We study robustness to agent malfunctions in cooperative multi-agent reinforcement learning (MARL), a failure mode that is critical in practice yet underexplored in existing theory. We introduce MARTA, a plug-and-play robustness layer that augments standard MARL algorithms with a Switcher-Adversary mechanism which selectively induces malfunctions in performance-critical states. This formulation defines a fault-switching $(N+2)$-player Markov game in which the Switcher chooses when and which agent fails, and the Adversary controls the resulting faulty behaviour via random or worst-case policies. We develop a Q-learning-type scheme and show that the associated Bellman operator is a contraction, yielding existence and uniqueness of the minimax value, convergence to a Markov perfect equilibrium. MARTA integrates seamlessly with MARL algorithms without architectural modification and consistently improves robustness across Traffic Junction (TJ), Level-Based Foraging (LBF), MPE SimpleTag, and SMAC (v2). In these domains, MARTA achieves large gains in final performance of up to 116.7\% in SMAC, 21.4\% in MPE SimpleTag, and 44.6\% in LBF, while significantly reducing failure rates under train-test mismatched fault regimes. These results establish MARTA as a theoretically grounded and practically deployable mechanism for fault-tolerant MARL.

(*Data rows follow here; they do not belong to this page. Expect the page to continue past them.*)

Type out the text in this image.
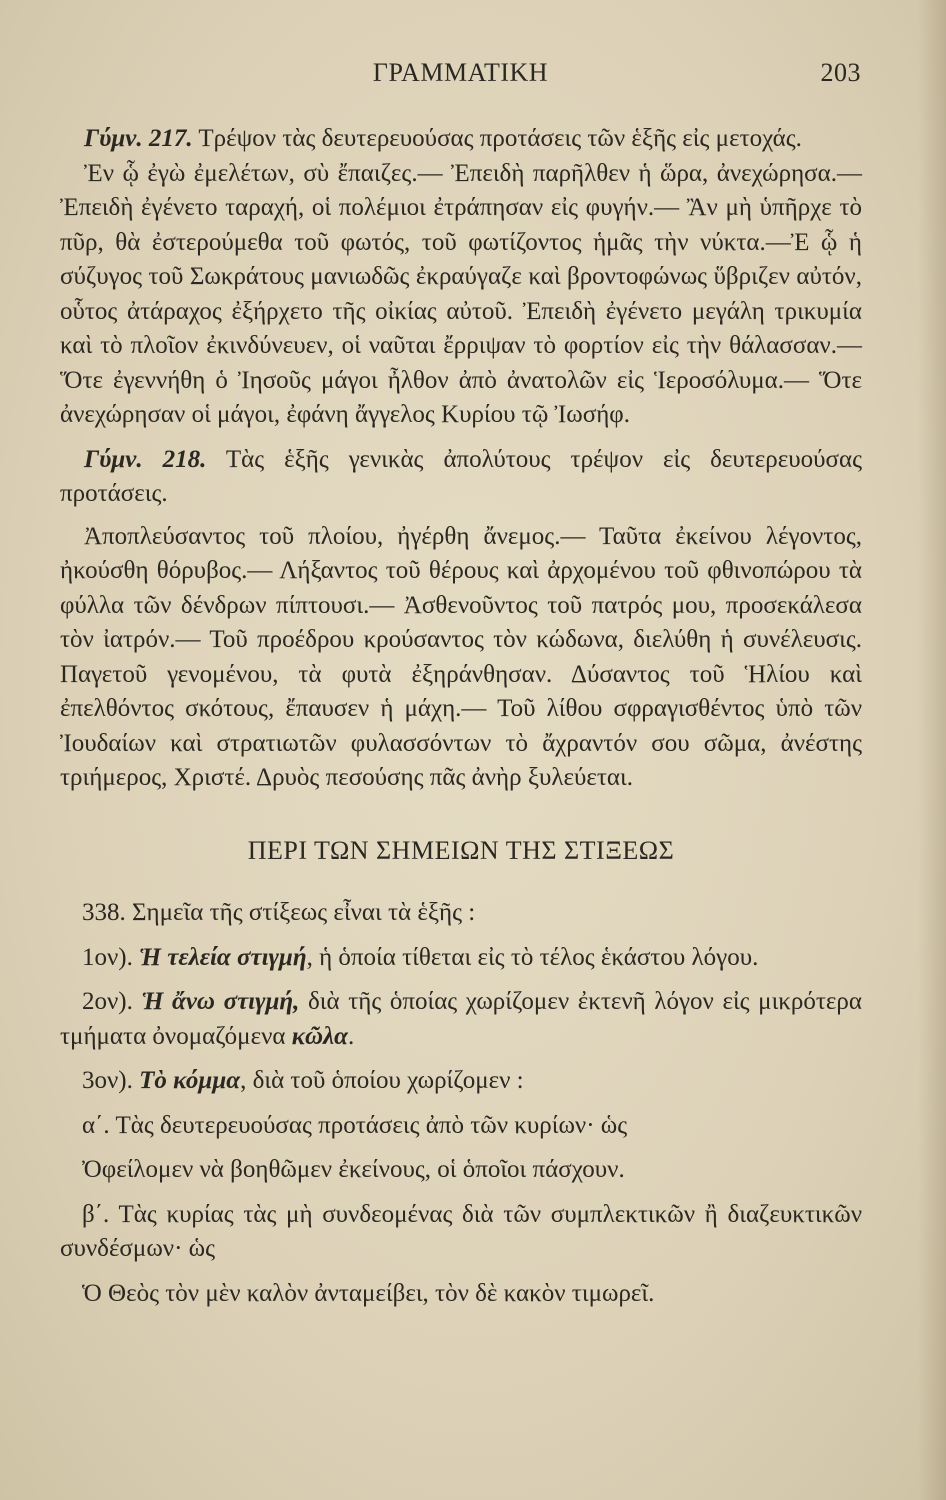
ΓΡΑΜΜΑΤΙΚΗ	203

Γύμν. 217. Τρέψον τὰς δευτερευούσας προτάσεις τῶν ἑξῆς εἰς μετοχάς.

Ἐν ᾧ ἐγὼ ἐμελέτων, σὺ ἔπαιζες.— Ἐπειδὴ παρῆλθεν ἡ ὥρα, ἀνεχώρησα.— Ἐπειδὴ ἐγένετο ταραχή, οἱ πολέμιοι ἐτράπησαν εἰς φυγήν.— Ἂν μὴ ὑπῆρχε τὸ πῦρ, θὰ ἐστερούμεθα τοῦ φωτός, τοῦ φωτίζοντος ἡμᾶς τὴν νύκτα.—Ἐ ᾧ ἡ σύζυγος τοῦ Σωκράτους μανιωδῶς ἐκραύγαζε καὶ βροντοφώνως ὕβριζεν αὐτόν, οὗτος ἀτάραχος ἐξήρχετο τῆς οἰκίας αὐτοῦ. Ἐπειδὴ ἐγένετο μεγάλη τρικυμία καὶ τὸ πλοῖον ἐκινδύνευεν, οἱ ναῦται ἔρριψαν τὸ φορτίον εἰς τὴν θάλασσαν.— Ὅτε ἐγεννήθη ὁ Ἰησοῦς μάγοι ἦλθον ἀπὸ ἀνατολῶν εἰς Ἱεροσόλυμα.— Ὅτε ἀνεχώρησαν οἱ μάγοι, ἐφάνη ἄγγελος Κυρίου τῷ Ἰωσήφ.

Γύμν. 218. Τὰς ἑξῆς γενικὰς ἀπολύτους τρέψον εἰς δευτερευούσας προτάσεις.

Ἀποπλεύσαντος τοῦ πλοίου, ἠγέρθη ἄνεμος.— Ταῦτα ἐκείνου λέγοντος, ἠκούσθη θόρυβος.— Λήξαντος τοῦ θέρους καὶ ἀρχομένου τοῦ φθινοπώρου τὰ φύλλα τῶν δένδρων πίπτουσι.— Ἀσθενοῦντος τοῦ πατρός μου, προσεκάλεσα τὸν ἰατρόν.— Τοῦ προέδρου κρούσαντος τὸν κώδωνα, διελύθη ἡ συνέλευσις. Παγετοῦ γενομένου, τὰ φυτὰ ἐξηράνθησαν. Δύσαντος τοῦ Ἡλίου καὶ ἐπελθόντος σκότους, ἔπαυσεν ἡ μάχη.— Τοῦ λίθου σφραγισθέντος ὑπὸ τῶν Ἰουδαίων καὶ στρατιωτῶν φυλασσόντων τὸ ἄχραντόν σου σῶμα, ἀνέστης τριήμερος, Χριστέ. Δρυὸς πεσούσης πᾶς ἀνὴρ ξυλεύεται.

ΠΕΡΙ ΤΩΝ ΣΗΜΕΙΩΝ ΤΗΣ ΣΤΙΞΕΩΣ

338. Σημεῖα τῆς στίξεως εἶναι τὰ ἑξῆς :

1ον). Ἡ τελεία στιγμή, ἡ ὁποία τίθεται εἰς τὸ τέλος ἑκάστου λόγου.

2ον). Ἡ ἄνω στιγμή, διὰ τῆς ὁποίας χωρίζομεν ἐκτενῆ λόγον εἰς μικρότερα τμήματα ὀνομαζόμενα κῶλα.

3ον). Τὸ κόμμα, διὰ τοῦ ὁποίου χωρίζομεν :

α΄. Τὰς δευτερευούσας προτάσεις ἀπὸ τῶν κυρίων· ὡς

Ὀφείλομεν νὰ βοηθῶμεν ἐκείνους, οἱ ὁποῖοι πάσχουν.

β΄. Τὰς κυρίας τὰς μὴ συνδεομένας διὰ τῶν συμπλεκτικῶν ἢ διαζευκτικῶν συνδέσμων· ὡς

Ὁ Θεὸς τὸν μὲν καλὸν ἀνταμείβει, τὸν δὲ κακὸν τιμωρεῖ.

翻译：本文研究协作式多智能体强化学习（MARL）中智能体故障的鲁棒性问题——这一故障模式在实践中至关重要，但在现有理论中尚未得到充分探索。我们提出MARTA，一种即插即用的鲁棒性增强层，通过“切换器-对抗器”机制对标准MARL算法进行扩展，该机制选择性地在性能关键状态诱发智能体故障。该形式化定义了一个故障切换的$(N+2)$-玩家马尔可夫博弈，其中切换器决定故障发生的时机与对象，而对抗器则通过随机或最坏情况策略控制故障行为。我们开发了一种Q学习型算法，并证明其对应的贝尔曼算子具有压缩性，从而保证了极小极大值的存在唯一性以及向马尔可夫完美均衡的收敛。MARTA无需修改算法架构即可与MARL算法无缝集成，并在交通路口（TJ）、基于等级的觅食（LBF）、MPE SimpleTag以及SMAC（v2）等场景中持续提升鲁棒性。在这些领域中，MARTA实现了显著的最终性能提升：在SMAC中最高达116.7%，在MPE SimpleTag中为21.4%，在LBF中为44.6%，同时在训练-测试故障机制不匹配的情况下显著降低了故障率。这些结果表明，MARTA是一种理论坚实且可实际部署的容错MARL机制。